Of course all of that is based on the aforementioned small sample size. Granderson and Teixeira are still weeks away from taking the field in the Bronx, and Jeter and Rodriguez won’t play until sometime after the All-Star break. How any of them will perform when they do return is a further unknown. Yet among all the uncertainty and doubt that is likely to accompany the Yankees throughout this unusual season, for the moment the fill-ins are rising to the occasion. A week ago Friday, they even showed they could make some Yankees history.

It was my first trip of the season down to the Bronx, and rain was my companion for most of the drive from New Hampshire. Passing through the Worcester hills the rain turned to sleet for a time, the icy pellets bouncing off my windshield. From Stamford I took the Metro North train into the Bronx, and as I came down the steps from the 153rd Street station for the short walk to the Stadium a cold mist was falling. Thankfully that stopped by game time, but a chill north wind blew in from center field. The thermometer read 42 degrees when CC Sabathia threw his first pitch against the Baltimore Orioles, but it felt much colder.

Sabathia didn’t seem to mind the cold. While his fast ball never topped 90 on the radar gun, he mixed his pitches well and kept the Orioles off-balance. It was a 2-2 tie in the last of the 7th when a pair of walks and a hit batsman loaded the bases for Vernon Wells, brought over from the Angels late in spring training. Wells took two pitches outside the strike zone and then hit a sharp line drive to deep center. Gold Glove outfielder Adam Jones appeared to catch up to the ball, but it bounced off his glove and Wells had cleared the bases, putting the Yankees up 5-2.

Then in the top of the 8th Sabathia surrendered back to back singles to Alexi Casilla and Nick Markakis. Third baseman Manny Machado worked a full count, and then sent a sharp ground ball right at Robinson Cano. The second baseman fielded it cleanly on a short hop, and flipped the ball to shortstop Jayson Nix for the force out on Markakis.

The automatic play for a shortstop in that position is to throw to first for the double play. But Nix’s natural position, whether at Colorado, Chicago, Cleveland,  or Toronto, hasn’t been shortstop. He was filling in for Eduardo Nunez, who had been hit by a pitch earlier in the contest. Perhaps because of that, perhaps because of fate, he instead turned toward third base. Casilla was still well short of the bag, so Nix threw to Kevin Youkilis, late of Boston and Chicago. Youkilis had Casilla in a rundown, and threw back to Nix before receiving a return throw and tagging the base runner for the second out.

Suddenly in the stands we could see what was about to unfold. Seeing the rundown between second and third, Machado had taken a wide turn around first base. Charging down the base patch between third and second Youkilis could see it as well. He fired the ball to first baseman Lyle Overbay, who had been released by the Red Sox during the last week of spring training. Signed immediately by the Yankees, he was told he had three days to prove he should head north with the team.

Apparently he did enough during that abbreviated tryout, because it was Overbay who took the throw from Youkilis even as we in the stands rose to our feet in anticipation.

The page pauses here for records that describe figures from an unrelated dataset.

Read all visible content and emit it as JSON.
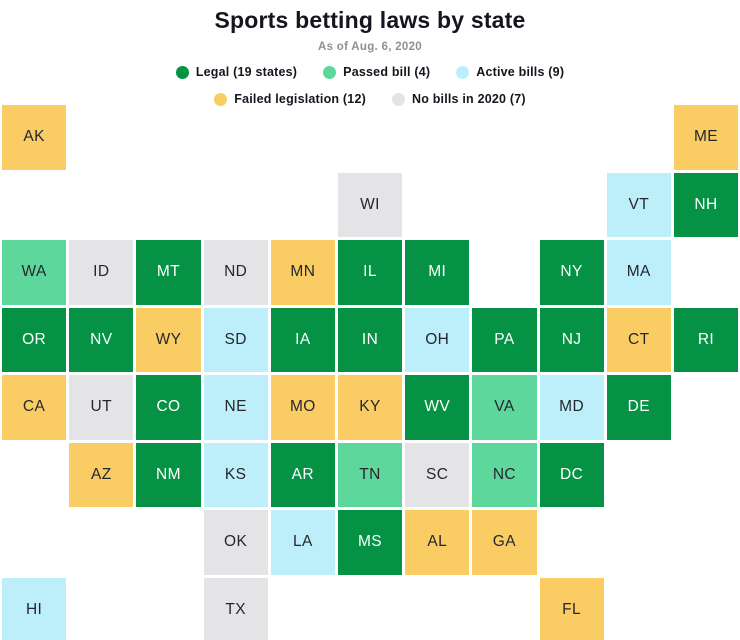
{
  "header": {
    "title": "Sports betting laws by state",
    "subtitle": "As of Aug. 6, 2020"
  },
  "chart_data": {
    "type": "heatmap",
    "subtype": "tile-grid-map",
    "title": "Sports betting laws by state",
    "subtitle": "As of Aug. 6, 2020",
    "legend_position": "top",
    "grid": {
      "columns": 11,
      "rows": 8
    },
    "statuses": [
      {
        "key": "legal",
        "label": "Legal (19 states)",
        "count": 19,
        "color": "#059245",
        "text_color": "#ffffff"
      },
      {
        "key": "passed",
        "label": "Passed bill (4)",
        "count": 4,
        "color": "#5ed79d",
        "text_color": "#26262e"
      },
      {
        "key": "active",
        "label": "Active bills (9)",
        "count": 9,
        "color": "#bdeffb",
        "text_color": "#26262e"
      },
      {
        "key": "failed",
        "label": "Failed legislation (12)",
        "count": 12,
        "color": "#f9cd63",
        "text_color": "#26262e"
      },
      {
        "key": "none",
        "label": "No bills in 2020 (7)",
        "count": 7,
        "color": "#e4e4e6",
        "text_color": "#26262e"
      }
    ],
    "legend_rows": [
      [
        0,
        1,
        2
      ],
      [
        3,
        4
      ]
    ],
    "tiles": [
      {
        "abbr": "AK",
        "row": 0,
        "col": 0,
        "status": "failed"
      },
      {
        "abbr": "ME",
        "row": 0,
        "col": 10,
        "status": "failed"
      },
      {
        "abbr": "WI",
        "row": 1,
        "col": 5,
        "status": "none"
      },
      {
        "abbr": "VT",
        "row": 1,
        "col": 9,
        "status": "active"
      },
      {
        "abbr": "NH",
        "row": 1,
        "col": 10,
        "status": "legal"
      },
      {
        "abbr": "WA",
        "row": 2,
        "col": 0,
        "status": "passed"
      },
      {
        "abbr": "ID",
        "row": 2,
        "col": 1,
        "status": "none"
      },
      {
        "abbr": "MT",
        "row": 2,
        "col": 2,
        "status": "legal"
      },
      {
        "abbr": "ND",
        "row": 2,
        "col": 3,
        "status": "none"
      },
      {
        "abbr": "MN",
        "row": 2,
        "col": 4,
        "status": "failed"
      },
      {
        "abbr": "IL",
        "row": 2,
        "col": 5,
        "status": "legal"
      },
      {
        "abbr": "MI",
        "row": 2,
        "col": 6,
        "status": "legal"
      },
      {
        "abbr": "NY",
        "row": 2,
        "col": 8,
        "status": "legal"
      },
      {
        "abbr": "MA",
        "row": 2,
        "col": 9,
        "status": "active"
      },
      {
        "abbr": "OR",
        "row": 3,
        "col": 0,
        "status": "legal"
      },
      {
        "abbr": "NV",
        "row": 3,
        "col": 1,
        "status": "legal"
      },
      {
        "abbr": "WY",
        "row": 3,
        "col": 2,
        "status": "failed"
      },
      {
        "abbr": "SD",
        "row": 3,
        "col": 3,
        "status": "active"
      },
      {
        "abbr": "IA",
        "row": 3,
        "col": 4,
        "status": "legal"
      },
      {
        "abbr": "IN",
        "row": 3,
        "col": 5,
        "status": "legal"
      },
      {
        "abbr": "OH",
        "row": 3,
        "col": 6,
        "status": "active"
      },
      {
        "abbr": "PA",
        "row": 3,
        "col": 7,
        "status": "legal"
      },
      {
        "abbr": "NJ",
        "row": 3,
        "col": 8,
        "status": "legal"
      },
      {
        "abbr": "CT",
        "row": 3,
        "col": 9,
        "status": "failed"
      },
      {
        "abbr": "RI",
        "row": 3,
        "col": 10,
        "status": "legal"
      },
      {
        "abbr": "CA",
        "row": 4,
        "col": 0,
        "status": "failed"
      },
      {
        "abbr": "UT",
        "row": 4,
        "col": 1,
        "status": "none"
      },
      {
        "abbr": "CO",
        "row": 4,
        "col": 2,
        "status": "legal"
      },
      {
        "abbr": "NE",
        "row": 4,
        "col": 3,
        "status": "active"
      },
      {
        "abbr": "MO",
        "row": 4,
        "col": 4,
        "status": "failed"
      },
      {
        "abbr": "KY",
        "row": 4,
        "col": 5,
        "status": "failed"
      },
      {
        "abbr": "WV",
        "row": 4,
        "col": 6,
        "status": "legal"
      },
      {
        "abbr": "VA",
        "row": 4,
        "col": 7,
        "status": "passed"
      },
      {
        "abbr": "MD",
        "row": 4,
        "col": 8,
        "status": "active"
      },
      {
        "abbr": "DE",
        "row": 4,
        "col": 9,
        "status": "legal"
      },
      {
        "abbr": "AZ",
        "row": 5,
        "col": 1,
        "status": "failed"
      },
      {
        "abbr": "NM",
        "row": 5,
        "col": 2,
        "status": "legal"
      },
      {
        "abbr": "KS",
        "row": 5,
        "col": 3,
        "status": "active"
      },
      {
        "abbr": "AR",
        "row": 5,
        "col": 4,
        "status": "legal"
      },
      {
        "abbr": "TN",
        "row": 5,
        "col": 5,
        "status": "passed"
      },
      {
        "abbr": "SC",
        "row": 5,
        "col": 6,
        "status": "none"
      },
      {
        "abbr": "NC",
        "row": 5,
        "col": 7,
        "status": "passed"
      },
      {
        "abbr": "DC",
        "row": 5,
        "col": 8,
        "status": "legal"
      },
      {
        "abbr": "OK",
        "row": 6,
        "col": 3,
        "status": "none"
      },
      {
        "abbr": "LA",
        "row": 6,
        "col": 4,
        "status": "active"
      },
      {
        "abbr": "MS",
        "row": 6,
        "col": 5,
        "status": "legal"
      },
      {
        "abbr": "AL",
        "row": 6,
        "col": 6,
        "status": "failed"
      },
      {
        "abbr": "GA",
        "row": 6,
        "col": 7,
        "status": "failed"
      },
      {
        "abbr": "HI",
        "row": 7,
        "col": 0,
        "status": "active"
      },
      {
        "abbr": "TX",
        "row": 7,
        "col": 3,
        "status": "none"
      },
      {
        "abbr": "FL",
        "row": 7,
        "col": 8,
        "status": "failed"
      }
    ]
  }
}
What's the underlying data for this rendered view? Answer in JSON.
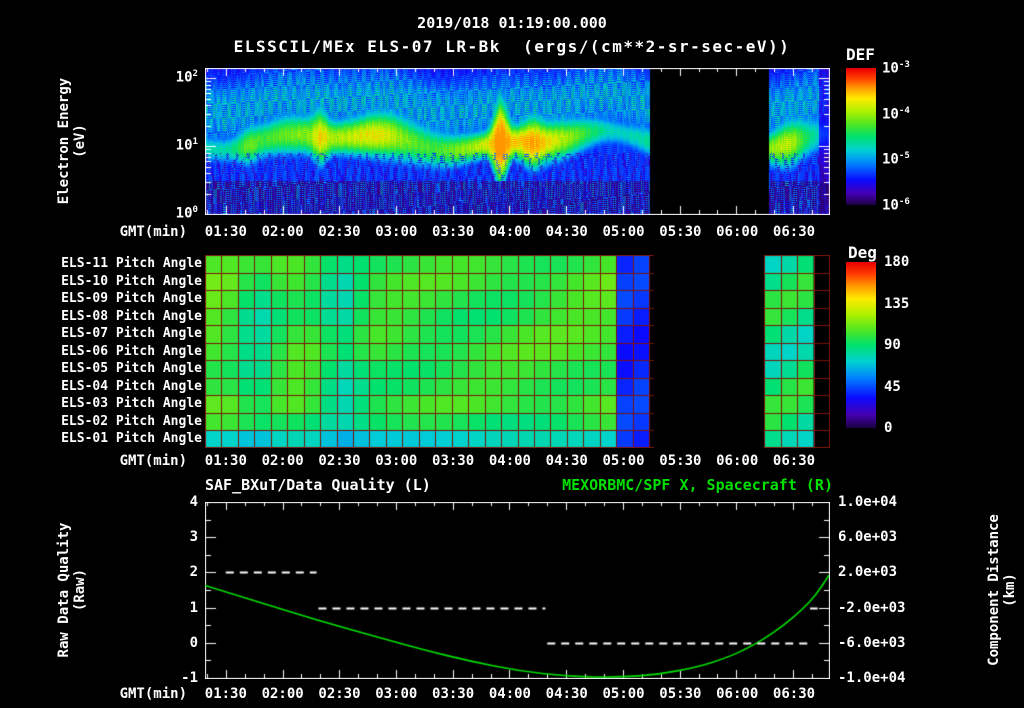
{
  "colors": {
    "background": "#000000",
    "foreground": "#ffffff",
    "accent_green": "#00e000",
    "grid_red": "#7a1408"
  },
  "header": {
    "title": "2019/018 01:19:00.000",
    "subtitle": "ELSSCIL/MEx ELS-07 LR-Bk  (ergs/(cm**2-sr-sec-eV))"
  },
  "time_axis": {
    "label": "GMT(min)",
    "start_min": 79,
    "end_min": 409,
    "start_label": "01:19",
    "tick_labels": [
      "01:30",
      "02:00",
      "02:30",
      "03:00",
      "03:30",
      "04:00",
      "04:30",
      "05:00",
      "05:30",
      "06:00",
      "06:30"
    ],
    "tick_minutes": [
      90,
      120,
      150,
      180,
      210,
      240,
      270,
      300,
      330,
      360,
      390
    ]
  },
  "chart_data": [
    {
      "id": "electron-energy-spectrogram",
      "type": "heatmap",
      "instrument": "ELSSCIL/MEx ELS-07 LR-Bk",
      "units": "ergs/(cm**2-sr-sec-eV)",
      "ylabel_lines": [
        "Electron Energy",
        "(eV)"
      ],
      "y_scale": "log",
      "y_ticks": [
        "10^0",
        "10^1",
        "10^2"
      ],
      "y_tick_logs": [
        0,
        1,
        2
      ],
      "y_range_log": [
        0,
        2.15
      ],
      "colorbar": {
        "title": "DEF",
        "ticks": [
          "10^-3",
          "10^-4",
          "10^-5",
          "10^-6"
        ]
      },
      "data_gap_min": [
        314,
        377
      ],
      "band": {
        "amp": 0.58,
        "center_logE": 1.08,
        "center_wobble": 0.1,
        "width_logE": 0.21
      },
      "events": [
        {
          "t": 102,
          "w": 4,
          "a": 0.1,
          "s": 0.15
        },
        {
          "t": 140,
          "w": 3,
          "a": 0.14,
          "s": 0.3
        },
        {
          "t": 170,
          "w": 14,
          "a": 0.22,
          "s": 0.25
        },
        {
          "t": 235,
          "w": 3,
          "a": 0.22,
          "s": 0.9
        },
        {
          "t": 252,
          "w": 4,
          "a": 0.1,
          "s": 0.2
        },
        {
          "t": 295,
          "w": 16,
          "a": -0.16,
          "s": 0
        },
        {
          "t": 387,
          "w": 7,
          "a": 0.18,
          "s": 0.2
        }
      ]
    },
    {
      "id": "pitch-angle-panels",
      "type": "heatmap",
      "rows": [
        "ELS-11 Pitch Angle",
        "ELS-10 Pitch Angle",
        "ELS-09 Pitch Angle",
        "ELS-08 Pitch Angle",
        "ELS-07 Pitch Angle",
        "ELS-06 Pitch Angle",
        "ELS-05 Pitch Angle",
        "ELS-04 Pitch Angle",
        "ELS-03 Pitch Angle",
        "ELS-02 Pitch Angle",
        "ELS-01 Pitch Angle"
      ],
      "grid_cols": 38,
      "colorbar": {
        "title": "Deg",
        "ticks": [
          "180",
          "135",
          "90",
          "45",
          "0"
        ],
        "range": [
          0,
          180
        ]
      },
      "data_gap_min": [
        316,
        374
      ],
      "features": {
        "typical_deg": 102,
        "bottom_row_deg": 74,
        "cyan_streaks_min": [
          106,
          151
        ],
        "low_angle_band": {
          "from_min": 299,
          "to_min": 314,
          "deg": 38
        },
        "post_gap": {
          "from_min": 374,
          "deg": 88
        },
        "black_tail_from_min": 403
      }
    },
    {
      "id": "quality-and-distance",
      "type": "line",
      "left_series": {
        "name": "SAF_BXuT/Data Quality (L)",
        "color": "#ffffff",
        "style": "dashed",
        "segments": [
          {
            "level": 2,
            "from_min": 90,
            "to_min": 138
          },
          {
            "level": 1,
            "from_min": 139,
            "to_min": 259
          },
          {
            "level": 0,
            "from_min": 260,
            "to_min": 398
          },
          {
            "level": 1,
            "from_min": 399,
            "to_min": 403
          }
        ]
      },
      "right_series": {
        "name": "MEXORBMC/SPF X, Spacecraft (R)",
        "color": "#00e000",
        "points": [
          [
            79,
            1.63
          ],
          [
            108,
            1.15
          ],
          [
            140,
            0.62
          ],
          [
            171,
            0.15
          ],
          [
            193,
            -0.18
          ],
          [
            219,
            -0.52
          ],
          [
            245,
            -0.8
          ],
          [
            272,
            -0.96
          ],
          [
            298,
            -0.98
          ],
          [
            319,
            -0.9
          ],
          [
            340,
            -0.68
          ],
          [
            355,
            -0.42
          ],
          [
            365,
            -0.18
          ],
          [
            375,
            0.12
          ],
          [
            385,
            0.5
          ],
          [
            395,
            0.95
          ],
          [
            402,
            1.35
          ],
          [
            409,
            1.92
          ]
        ]
      },
      "left_axis": {
        "label_lines": [
          "Raw Data Quality",
          "(Raw)"
        ],
        "ticks": [
          4,
          3,
          2,
          1,
          0,
          -1
        ],
        "range": [
          -1,
          4
        ]
      },
      "right_axis": {
        "label_lines": [
          "Component Distance",
          "(km)"
        ],
        "ticks": [
          "1.0e+04",
          "6.0e+03",
          "2.0e+03",
          "-2.0e+03",
          "-6.0e+03",
          "-1.0e+04"
        ]
      }
    }
  ]
}
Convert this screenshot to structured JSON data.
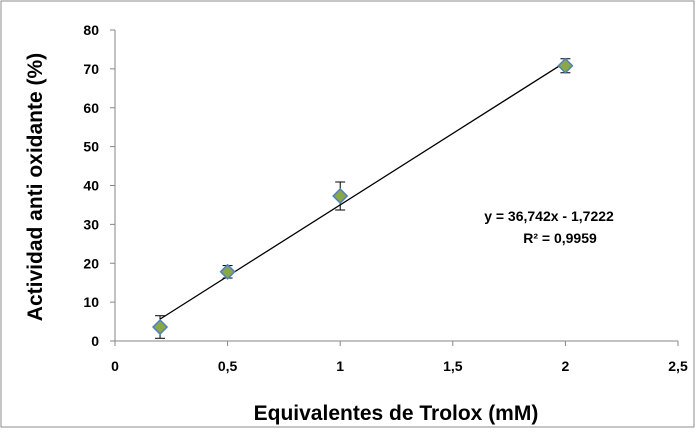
{
  "chart_data": {
    "type": "scatter",
    "xlabel": "Equivalentes de Trolox (mM)",
    "ylabel": "Actividad anti oxidante (%)",
    "xlim": [
      0,
      2.5
    ],
    "ylim": [
      0,
      80
    ],
    "x_ticks": [
      0,
      0.5,
      1,
      1.5,
      2,
      2.5
    ],
    "x_tick_labels": [
      "0",
      "0,5",
      "1",
      "1,5",
      "2",
      "2,5"
    ],
    "y_ticks": [
      0,
      10,
      20,
      30,
      40,
      50,
      60,
      70,
      80
    ],
    "y_tick_labels": [
      "0",
      "10",
      "20",
      "30",
      "40",
      "50",
      "60",
      "70",
      "80"
    ],
    "grid": false,
    "points": [
      {
        "x": 0.2,
        "y": 3.6,
        "err": 2.9
      },
      {
        "x": 0.5,
        "y": 17.8,
        "err": 1.6
      },
      {
        "x": 1.0,
        "y": 37.3,
        "err": 3.6
      },
      {
        "x": 2.0,
        "y": 70.8,
        "err": 1.8
      }
    ],
    "trendline": {
      "slope": 36.742,
      "intercept": -1.7222,
      "x_start": 0.2,
      "x_end": 2.0
    },
    "equation_label": "y = 36,742x - 1,7222",
    "r2_label": "R² = 0,9959",
    "marker_color": "#8aa848",
    "marker_edge_color": "#4f81bd"
  }
}
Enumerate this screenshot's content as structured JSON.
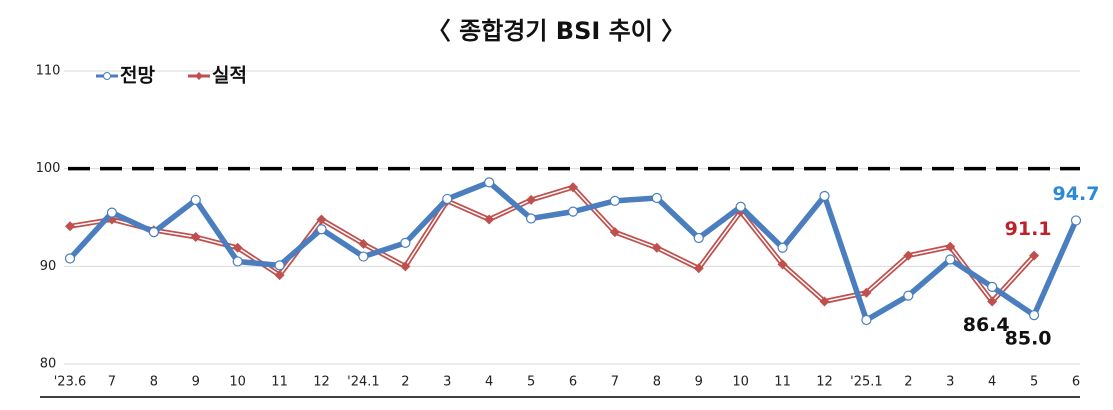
{
  "chart_data": {
    "type": "line",
    "title": "〈 종합경기 BSI 추이 〉",
    "categories": [
      "'23.6",
      "7",
      "8",
      "9",
      "10",
      "11",
      "12",
      "'24.1",
      "2",
      "3",
      "4",
      "5",
      "6",
      "7",
      "8",
      "9",
      "10",
      "11",
      "12",
      "'25.1",
      "2",
      "3",
      "4",
      "5",
      "6"
    ],
    "series": [
      {
        "name": "전망",
        "color": "#4a7ebf",
        "marker": "circle",
        "values": [
          90.8,
          95.5,
          93.5,
          96.8,
          90.5,
          90.1,
          93.8,
          91.0,
          92.4,
          96.9,
          98.6,
          94.9,
          95.6,
          96.7,
          97.0,
          92.9,
          96.1,
          91.9,
          97.2,
          84.5,
          87.0,
          90.7,
          87.9,
          85.0,
          94.7
        ],
        "value_labels": [
          null,
          null,
          null,
          null,
          null,
          null,
          null,
          null,
          null,
          null,
          null,
          null,
          null,
          null,
          null,
          null,
          null,
          null,
          null,
          null,
          null,
          null,
          null,
          "85.0",
          "94.7"
        ],
        "value_label_colors": [
          null,
          null,
          null,
          null,
          null,
          null,
          null,
          null,
          null,
          null,
          null,
          null,
          null,
          null,
          null,
          null,
          null,
          null,
          null,
          null,
          null,
          null,
          null,
          "#111111",
          "#2a8ad8"
        ]
      },
      {
        "name": "실적",
        "color": "#c0504d",
        "marker": "diamond",
        "values": [
          94.1,
          94.8,
          93.7,
          93.0,
          91.9,
          89.1,
          94.8,
          92.3,
          90.0,
          96.7,
          94.8,
          96.8,
          98.1,
          93.5,
          91.9,
          89.8,
          95.6,
          90.2,
          86.4,
          87.3,
          91.1,
          92.0,
          86.4,
          91.1,
          null
        ],
        "value_labels": [
          null,
          null,
          null,
          null,
          null,
          null,
          null,
          null,
          null,
          null,
          null,
          null,
          null,
          null,
          null,
          null,
          null,
          null,
          null,
          null,
          null,
          null,
          "86.4",
          "91.1",
          null
        ],
        "value_label_colors": [
          null,
          null,
          null,
          null,
          null,
          null,
          null,
          null,
          null,
          null,
          null,
          null,
          null,
          null,
          null,
          null,
          null,
          null,
          null,
          null,
          null,
          null,
          "#111111",
          "#c0202a",
          null
        ]
      }
    ],
    "ylim": [
      80,
      110
    ],
    "yticks": [
      80,
      90,
      100,
      110
    ],
    "grid": true,
    "reference_line": 100,
    "legend": "top-left"
  }
}
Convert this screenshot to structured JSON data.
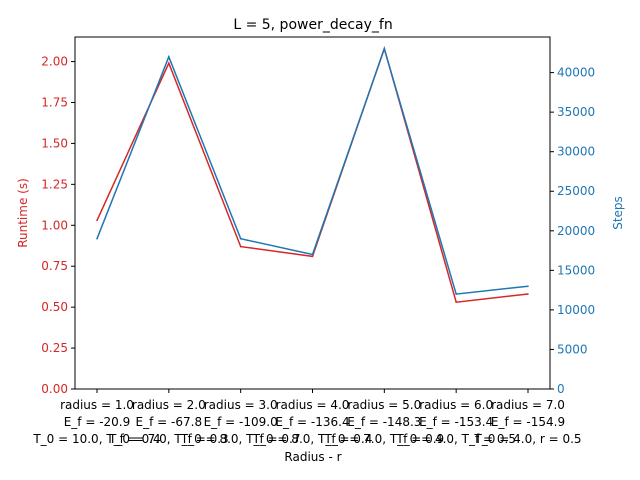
{
  "chart_data": {
    "type": "line",
    "title": "L = 5, power_decay_fn",
    "xlabel": "Radius - r",
    "ylabel_left": "Runtime (s)",
    "ylabel_right": "Steps",
    "colors": {
      "left": "#d62728",
      "right": "#1f77b4"
    },
    "categories": [
      [
        "radius = 1.0",
        "E_f = -20.9",
        "T_0 = 10.0, T_f = 0.4"
      ],
      [
        "radius = 2.0",
        "E_f = -67.8",
        "T_0 = 7.0, T_f = 0.3"
      ],
      [
        "radius = 3.0",
        "E_f = -109.0",
        "T_0 = 8.0, T_f = 0.7"
      ],
      [
        "radius = 4.0",
        "E_f = -136.4",
        "T_0 = 8.0, T_f = 0.4"
      ],
      [
        "radius = 5.0",
        "E_f = -148.3",
        "T_0 = 7.0, T_f = 0.9"
      ],
      [
        "radius = 6.0",
        "E_f = -153.4",
        "T_0 = 4.0, T_f = 0.5"
      ],
      [
        "radius = 7.0",
        "E_f = -154.9",
        "T_0 = 4.0, r = 0.5"
      ]
    ],
    "series": [
      {
        "axis": "left",
        "values": [
          1.03,
          1.99,
          0.87,
          0.81,
          2.08,
          0.53,
          0.58
        ]
      },
      {
        "axis": "right",
        "values": [
          19000,
          42000,
          19000,
          17000,
          43000,
          12000,
          13000
        ]
      }
    ],
    "ylim_left": [
      0,
      2.15
    ],
    "yticks_left": [
      "0.00",
      "0.25",
      "0.50",
      "0.75",
      "1.00",
      "1.25",
      "1.50",
      "1.75",
      "2.00"
    ],
    "ylim_right": [
      0,
      44500
    ],
    "yticks_right": [
      "0",
      "5000",
      "10000",
      "15000",
      "20000",
      "25000",
      "30000",
      "35000",
      "40000"
    ],
    "grid": false
  }
}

I heard someone scream “Get ‘em all!” not realizing at first that the voice was my own. As the trapped Machado turned and raced hopelessly to second, Overbay threw to Cano, who applied the tag and looked at the umpire, waiting for the inevitable sign while grinning from ear to ear.

These Yankees may not know each other all that well yet, and in the end this Yankees season may end earlier than most. But as they high-fived one another and ran off the field like a happy bunch of Little Leaguers, having turned the first triple play in the Bronx in 45 years, these Yankees had earned their place in the team’s long story. And as we stood and cheered them in the stands, a wintry night suddenly felt like a balmy mid-summer’s eve.